25 agosto 2008

RELEYENDO: Rock Springs (Richard Ford)


Estos últimos días he estado releyendo Rock Springs, un grupo de diez relatos donde la mala suerte, la desilusión, la derrota y la desesperanza campan a sus anchas en cada una de sus páginas. Lo releí porque me gusta releer, de vez en cuando, las obras que me impactaron. Tiendo a pensar que al leerlas por segunda vez el deslumbramiento será menor, pero casi siempre me equivoco.

La primera vez que llegó este libro a mis manos, hace ya muchos años y en una edición antigua que me dejó un amigo, yo pensaba que en los relatos tenía que pasar algo, pero algo inmenso como un cataclismo al que se tenían que enfrentar los personajes. Mi amigo me dejó este libro de relatos y me encontré con varias historias donde, desde mi punto de vista de ese momento, no pasaba nada, porque lo que pasaba era tan aparentemente insignificante que yo, acostumbrada a una literatura menos sutil, no lograba captarlo. Tenía diecisiete años y estos relatos cambiaron mi concepción de la literatura en general y del relato en particular. Después vinieron Carver, Salinger, Cheever y tantos otros, pero Ford fue el primero que me mostró que los pequeños incidentes del día pueden cambiarnos tanto la vida como un desastre natural o la muerte de un ser querido.

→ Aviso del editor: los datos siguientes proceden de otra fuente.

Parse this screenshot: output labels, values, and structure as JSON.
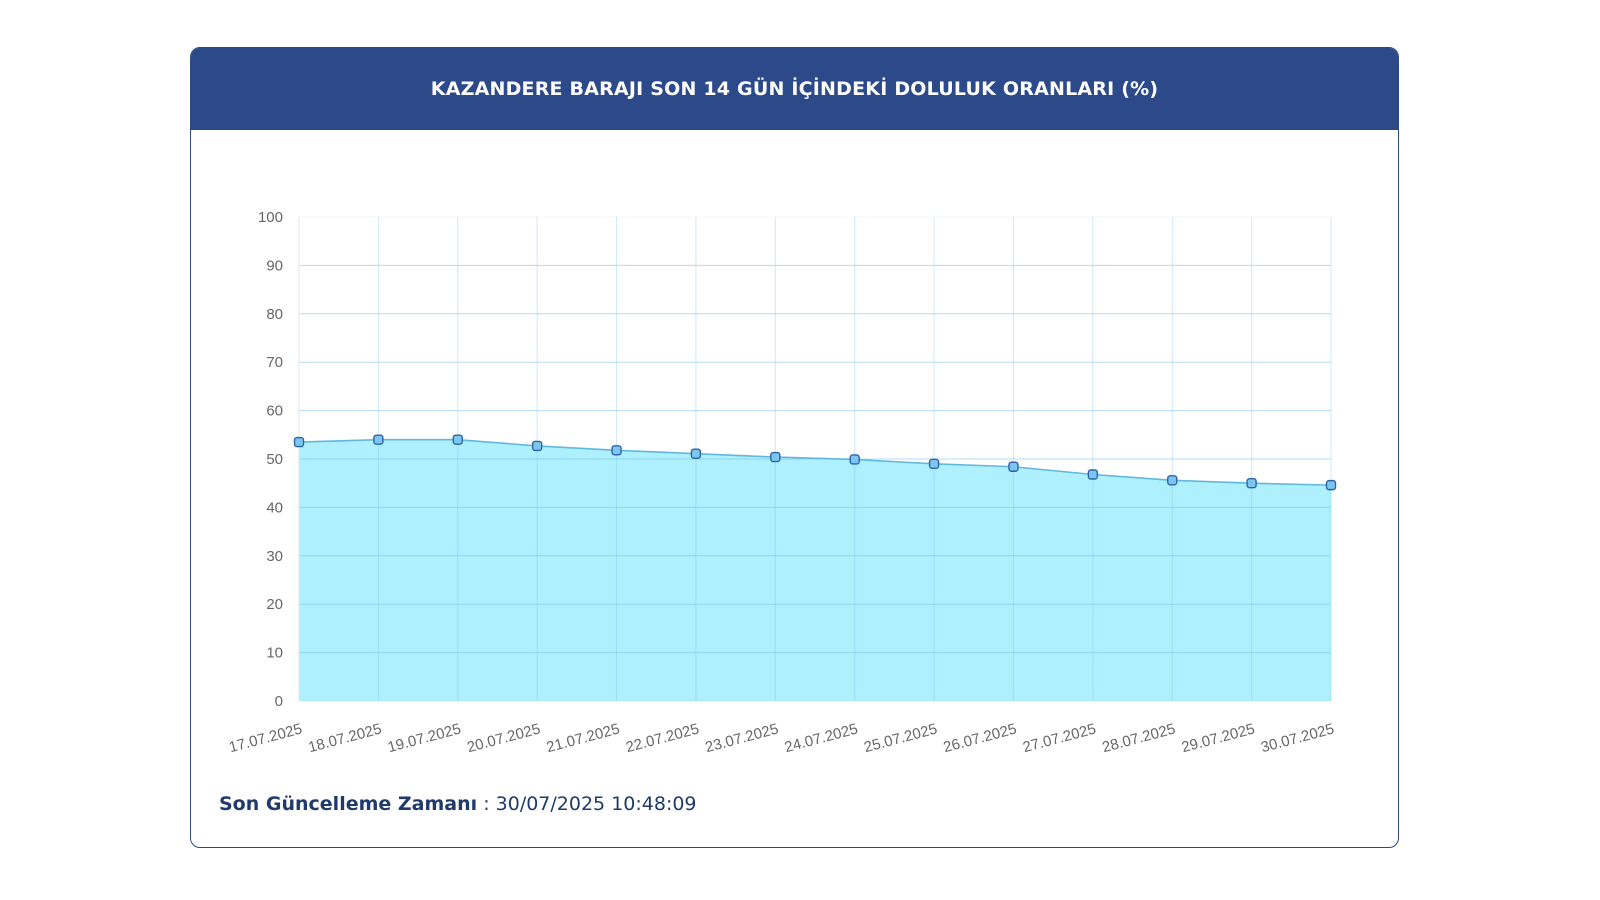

Estos relatos, que transcurren en su mayoría en Montana, nos cuentan las historias de parejas y ex parejas, de hombres que están a punto de entrar a la cárcel y, antes de eso, quieren ver a la mujer que amaron y que ya no les ama, u hombres que, para evitar ir a la cárcel, suben a toda su familia a un coche y se van a otro estado. Personajes, todos ellos, sin un sitio al que ir, sin una esperanza para continuar adelante o con ilusiones que la mala suerte se encarga de destrozar.

Si tuviera que quedarme con un relato de este libro, a pesar de que todos ellos me parecen estupendos, elegiría Niños. Cuando lo leí por primera vez, tenía la misma edad que los protagonistas y fue un verdadero shock encontrarme frente a frente con esos muchachos sin ilusiones, sin posibilidad de salir de ese mundo gris en el que viven. Lucy es una adolescente que huye de su casa buscando quién sabe qué y acaba acostándose con un hombre que conoce en un bar. El hijo de ese hombre y su amigo, de la misma edad que la chica, la llevan a pasar el día cerca del río. Los tres son personajes heridos, bien porque desean lo que nunca podrán tener (o porque ni siquiera saben lo que desean y eso les genera dolor), bien porque están completamente solos, y esa soledad, esa incapacidad para comunicarse con los demás y decirles lo que verdaderamente les ocurre, la muestra Ford como ningún otro autor que yo haya leído. Quizás esto es lo que más me gusta de él: la capacidad para hacerte sentir la soledad de sus personajes como si fuera un abismo que se aloja en tu propio estómago.

4 comentarios:

marisa dijo...

Me gusta eso que dices de "releer". Es fantástico volver de nuevo a un texto. Como siempre te felicito por tu reseña. Me apunto este título. Besos

M dijo...

La verdad es que Ford es de los pocos cuentistas a los que les aguanto que acaben los cuentos discursivamente (cuando la acción y el sentido secreto del texto están más que cerrados), sólo porque me parece tan bello y luminoso -herido también sería la palabra- eso que, casi siempre, llega a apuntar.

Creo que es posible que, una vez más, me acerque a Rock Springs con el desvelamiento de la primera vez.

Warren/Literófilo dijo...

Cuando uno relee un texto a veces lo encuentra mas chico o mas grande, por ello prefiero a quedarme con la primera impresión de un texto, y bueno Richard Ford es de los escritores importantes en estos momentos a nivel mundial, sin duda alguna. Un saludo.

LEOFUMOPIO dijo...

Mi libro perfecto de Ford , es el día de la independencia , recuerdo incluso los lugares donde leí ese libro. Ford un grande.